Vriska gave a light chuckle. "You just look like you have the muscle density of a twig." Tavros frowned at her.
"Maybe we should just head back," Tavros suggested. Vriska let out a loud groan.
"Yeahhhhhhhh. You're not wrong. I just don't want to go back home." She stood behind Tavros then, and started pushing his chair, heading back down the street to his house.
"Why do you want to avoid your house so badly?" he asked. Vriska scoffed.
"Have you met my mom? Remember how 'torn up' she was when I was in the hospital? That she didn't even want to discuss payment options for a fake eye? She just let them sew it up! And she's been acting even screwier than usual lately. My aunt Snowman has been bugging her out."
"Snowman?"
"I don't even know her real name! God my family is so fuckin' weird. You're lucky, Tavros, with your dumb nuclear family."
Tavros sighed. "No family is perfect."
"Yeah, well, better than mine. Ugh. I should probably go, though."
"Okay. Night, Vriska."
"Psh, see you later, you fucking dweeb." Vriska shook her head, smiling, then walked off the porch and into the night. Tavros sighed before going inside for bed.

Everything was a bigger hassle than it should be for Tavros, because of the chair.
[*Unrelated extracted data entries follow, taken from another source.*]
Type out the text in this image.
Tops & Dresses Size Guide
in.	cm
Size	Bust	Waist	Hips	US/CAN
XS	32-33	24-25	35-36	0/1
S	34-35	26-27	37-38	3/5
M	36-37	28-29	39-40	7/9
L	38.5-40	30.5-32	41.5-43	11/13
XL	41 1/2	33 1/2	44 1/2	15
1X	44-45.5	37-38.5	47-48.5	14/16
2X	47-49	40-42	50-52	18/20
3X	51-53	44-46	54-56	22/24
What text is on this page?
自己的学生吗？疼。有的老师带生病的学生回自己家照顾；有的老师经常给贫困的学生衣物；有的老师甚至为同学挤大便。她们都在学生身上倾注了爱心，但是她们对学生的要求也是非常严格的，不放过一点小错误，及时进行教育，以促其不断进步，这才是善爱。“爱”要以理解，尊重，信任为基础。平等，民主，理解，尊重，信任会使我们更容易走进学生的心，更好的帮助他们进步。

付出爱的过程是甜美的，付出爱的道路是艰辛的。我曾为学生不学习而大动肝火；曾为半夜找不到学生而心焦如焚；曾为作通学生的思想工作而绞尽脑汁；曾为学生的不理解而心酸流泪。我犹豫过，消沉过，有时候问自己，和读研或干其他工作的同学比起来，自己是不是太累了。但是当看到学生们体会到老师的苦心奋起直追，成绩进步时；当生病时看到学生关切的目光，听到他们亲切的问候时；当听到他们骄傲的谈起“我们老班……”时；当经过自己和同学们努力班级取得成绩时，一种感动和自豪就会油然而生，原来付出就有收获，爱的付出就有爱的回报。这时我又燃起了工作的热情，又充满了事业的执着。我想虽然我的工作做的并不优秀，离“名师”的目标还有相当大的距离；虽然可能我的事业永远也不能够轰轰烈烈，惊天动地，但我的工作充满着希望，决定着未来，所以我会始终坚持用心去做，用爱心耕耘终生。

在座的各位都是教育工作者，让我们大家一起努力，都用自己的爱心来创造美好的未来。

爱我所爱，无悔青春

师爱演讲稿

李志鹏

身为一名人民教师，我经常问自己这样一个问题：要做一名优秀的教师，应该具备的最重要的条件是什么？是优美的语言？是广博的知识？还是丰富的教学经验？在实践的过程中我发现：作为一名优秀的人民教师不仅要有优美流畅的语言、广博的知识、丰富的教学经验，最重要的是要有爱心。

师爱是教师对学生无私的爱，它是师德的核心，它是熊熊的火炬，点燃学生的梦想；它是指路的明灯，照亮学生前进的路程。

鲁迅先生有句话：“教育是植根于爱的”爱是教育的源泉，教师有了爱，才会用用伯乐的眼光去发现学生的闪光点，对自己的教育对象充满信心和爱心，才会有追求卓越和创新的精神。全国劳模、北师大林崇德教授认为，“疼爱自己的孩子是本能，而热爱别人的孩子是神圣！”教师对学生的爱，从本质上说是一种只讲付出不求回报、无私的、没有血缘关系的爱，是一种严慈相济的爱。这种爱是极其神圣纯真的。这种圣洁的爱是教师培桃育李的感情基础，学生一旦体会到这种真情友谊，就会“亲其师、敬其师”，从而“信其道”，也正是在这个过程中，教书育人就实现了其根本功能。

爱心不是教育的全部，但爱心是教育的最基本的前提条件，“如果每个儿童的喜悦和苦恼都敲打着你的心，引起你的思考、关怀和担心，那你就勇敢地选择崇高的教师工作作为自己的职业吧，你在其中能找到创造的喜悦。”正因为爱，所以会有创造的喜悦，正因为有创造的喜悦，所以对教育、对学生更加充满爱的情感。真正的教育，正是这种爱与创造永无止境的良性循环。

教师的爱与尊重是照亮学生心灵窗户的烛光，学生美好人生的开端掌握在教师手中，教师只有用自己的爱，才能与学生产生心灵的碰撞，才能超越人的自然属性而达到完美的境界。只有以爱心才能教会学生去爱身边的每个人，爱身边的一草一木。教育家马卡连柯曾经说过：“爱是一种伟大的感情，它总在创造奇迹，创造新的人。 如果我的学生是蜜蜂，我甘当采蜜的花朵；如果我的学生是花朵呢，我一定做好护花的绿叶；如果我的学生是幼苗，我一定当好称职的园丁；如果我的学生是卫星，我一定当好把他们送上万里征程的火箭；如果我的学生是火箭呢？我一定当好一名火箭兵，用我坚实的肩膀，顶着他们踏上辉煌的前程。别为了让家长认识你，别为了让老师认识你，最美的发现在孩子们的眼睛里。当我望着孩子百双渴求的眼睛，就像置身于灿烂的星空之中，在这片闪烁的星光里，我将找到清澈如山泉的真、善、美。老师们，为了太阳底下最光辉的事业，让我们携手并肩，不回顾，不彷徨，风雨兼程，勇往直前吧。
The Nitrams had slowly been changing the structure of the house to be more wheelchair-friendly, adding ramps and widening doorways, to make things easier on Tavros, but there were still daily activities that would take him longer, and those things would never change. Like changing his clothes. Tavros could do it himself, but it often took close to 5 minutes to get pants on. Getting in to bed was also a challenge. Tavros frowned as he pulled his bed covers back. That stupid plastic sheet. It was almost mocking him. Well, he shrugged it off, there was nothing to do about it. Tavros went to bed, hoping school the next day didn't drag him down.